21 November 2005

A New Liturgy


A couple of posts over at Pontifications, one by Al Kimel titled Re-enchanting the Mass and another by Anthony Esolen called On the Proposed Changes to the Roman Missal have given me a lot of hope for the Catholic Church. Supposedly, there is a new translation of the Latin rite in the works which will bring the language of the liturgy more in keeping with the Latin by making the translation more literal rather than "dynamically equivalent." With the jettisoning of dynamic equivalence we will be able to say things like "And with your spirit" rather than the tepid "And also with you." These changes will make it much more like the Rite I liturgy practiced by the Anglican-Episcopal Church in the Book of Common Prayer, which in my opinion, is among the most beautiful of all liturgical expressions. With this change, whenever it comes, I will rejoice greatly, as I deeply regret losing contact with the Rite I when I cross the Tiber.

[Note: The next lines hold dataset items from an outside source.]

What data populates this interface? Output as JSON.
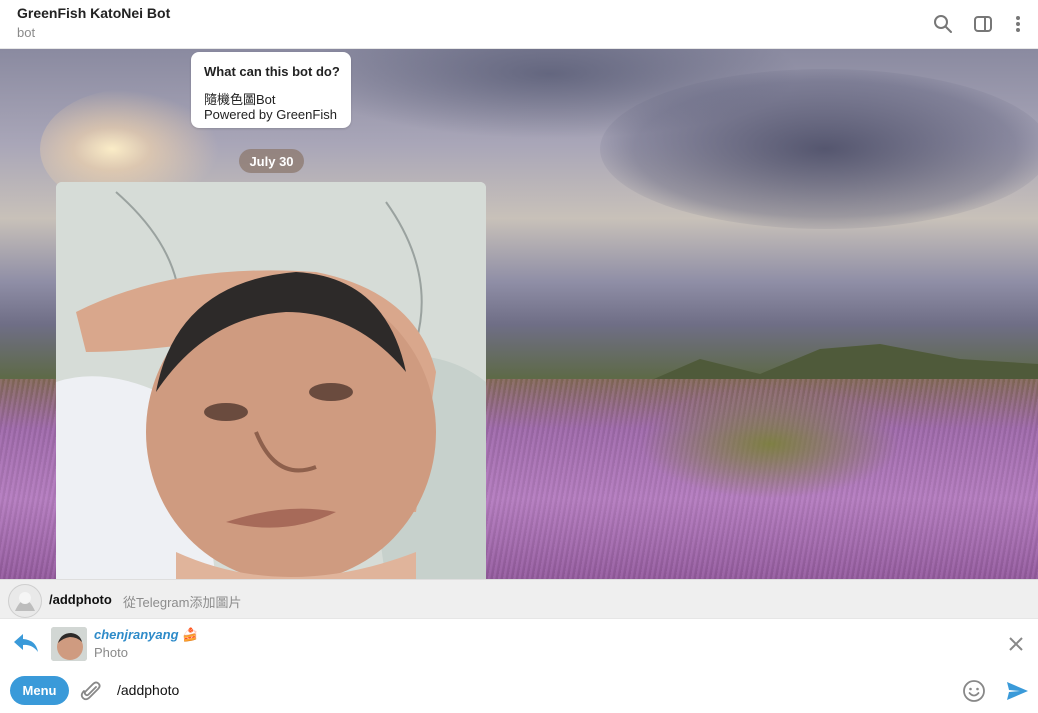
{
  "header": {
    "title": "GreenFish KatoNei Bot",
    "subtitle": "bot"
  },
  "bot_info": {
    "question": "What can this bot do?",
    "line1": "隨機色圖Bot",
    "line2": "Powered by GreenFish"
  },
  "date_separator": "July 30",
  "command_suggestion": {
    "command": "/addphoto",
    "description": "從Telegram添加圖片"
  },
  "reply_preview": {
    "name": "chenjranyang",
    "emoji": "🍰",
    "type": "Photo"
  },
  "composer": {
    "menu_label": "Menu",
    "input_text": "/addphoto"
  },
  "icons": [
    "search-icon",
    "sidebar-toggle-icon",
    "more-vertical-icon",
    "reply-arrow-icon",
    "close-icon",
    "attach-icon",
    "emoji-icon",
    "send-icon"
  ],
  "colors": {
    "accent": "#3a9ad9",
    "reply_name": "#2e8bc9"
  }
}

Equally interesting though is the argument that is being made that the new translation of the rite will bring about more devout responses from the laity, since by taking out the everyday language, the mass will be taken out of an everyday experience and become more deliberate, and hopefully, more pious. The comparison has also been made to the way poetry functions, that it does so by attenuating language making it special, even opaque so that it means more than what it says, so that how it means is as important as what it means.

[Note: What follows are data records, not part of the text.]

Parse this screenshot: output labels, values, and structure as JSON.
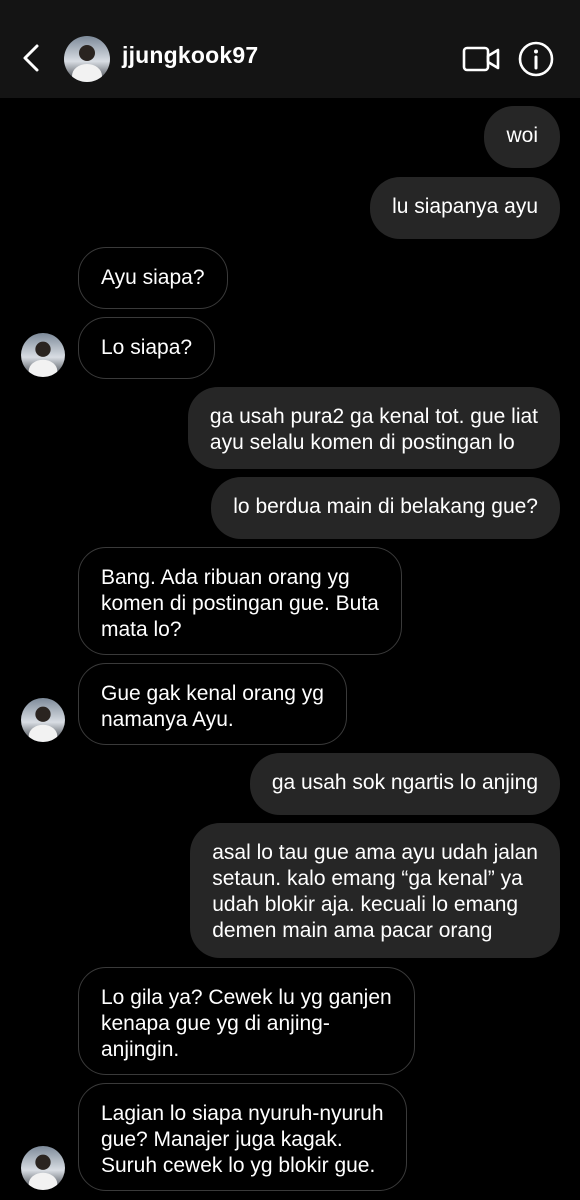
{
  "header": {
    "username": "jjungkook97",
    "back_icon": "chevron-left-icon",
    "video_icon": "video-camera-icon",
    "info_icon": "info-icon"
  },
  "messages": [
    {
      "from": "me",
      "text": "woi"
    },
    {
      "from": "me",
      "text": "lu siapanya ayu"
    },
    {
      "from": "them",
      "text": "Ayu siapa?"
    },
    {
      "from": "them",
      "text": "Lo siapa?"
    },
    {
      "from": "me",
      "text": "ga usah pura2 ga kenal tot. gue liat\nayu selalu komen di postingan lo"
    },
    {
      "from": "me",
      "text": "lo berdua main di belakang gue?"
    },
    {
      "from": "them",
      "text": "Bang. Ada ribuan orang yg\nkomen di postingan gue. Buta\nmata lo?"
    },
    {
      "from": "them",
      "text": "Gue gak kenal orang yg\nnamanya Ayu."
    },
    {
      "from": "me",
      "text": "ga usah sok ngartis lo anjing"
    },
    {
      "from": "me",
      "text": "asal lo tau gue ama ayu udah jalan\nsetaun. kalo emang “ga kenal” ya\nudah blokir aja. kecuali lo emang\ndemen main ama pacar orang"
    },
    {
      "from": "them",
      "text": "Lo gila ya? Cewek lu yg ganjen\nkenapa gue yg di anjing-\nanjingin."
    },
    {
      "from": "them",
      "text": "Lagian lo siapa nyuruh-nyuruh\ngue? Manajer juga kagak.\nSuruh cewek lo yg blokir gue."
    }
  ],
  "colors": {
    "background": "#000000",
    "header_bg": "#141414",
    "outgoing_bubble": "#262626",
    "incoming_border": "#3a3a3a",
    "text": "#ffffff"
  }
}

What it suggests of course is that the content--worship--cannot be separated from the means--words, music, gesture, just like you can't separate water from a water baloon or from a glass and still have a joke and a drink. You have a puddle, which means something else again. Instead forms are being stripped away and nothing is left because the meaning needs the form for it to exist. It becomes incarnate in the form.

It's a heady topic, one that I could only begin to scratch the surface of here. But I am glad to know that changes are afoot. I only want to know when will the new liturgy arrive? And when will they stop making us sing those insipid modern hymns?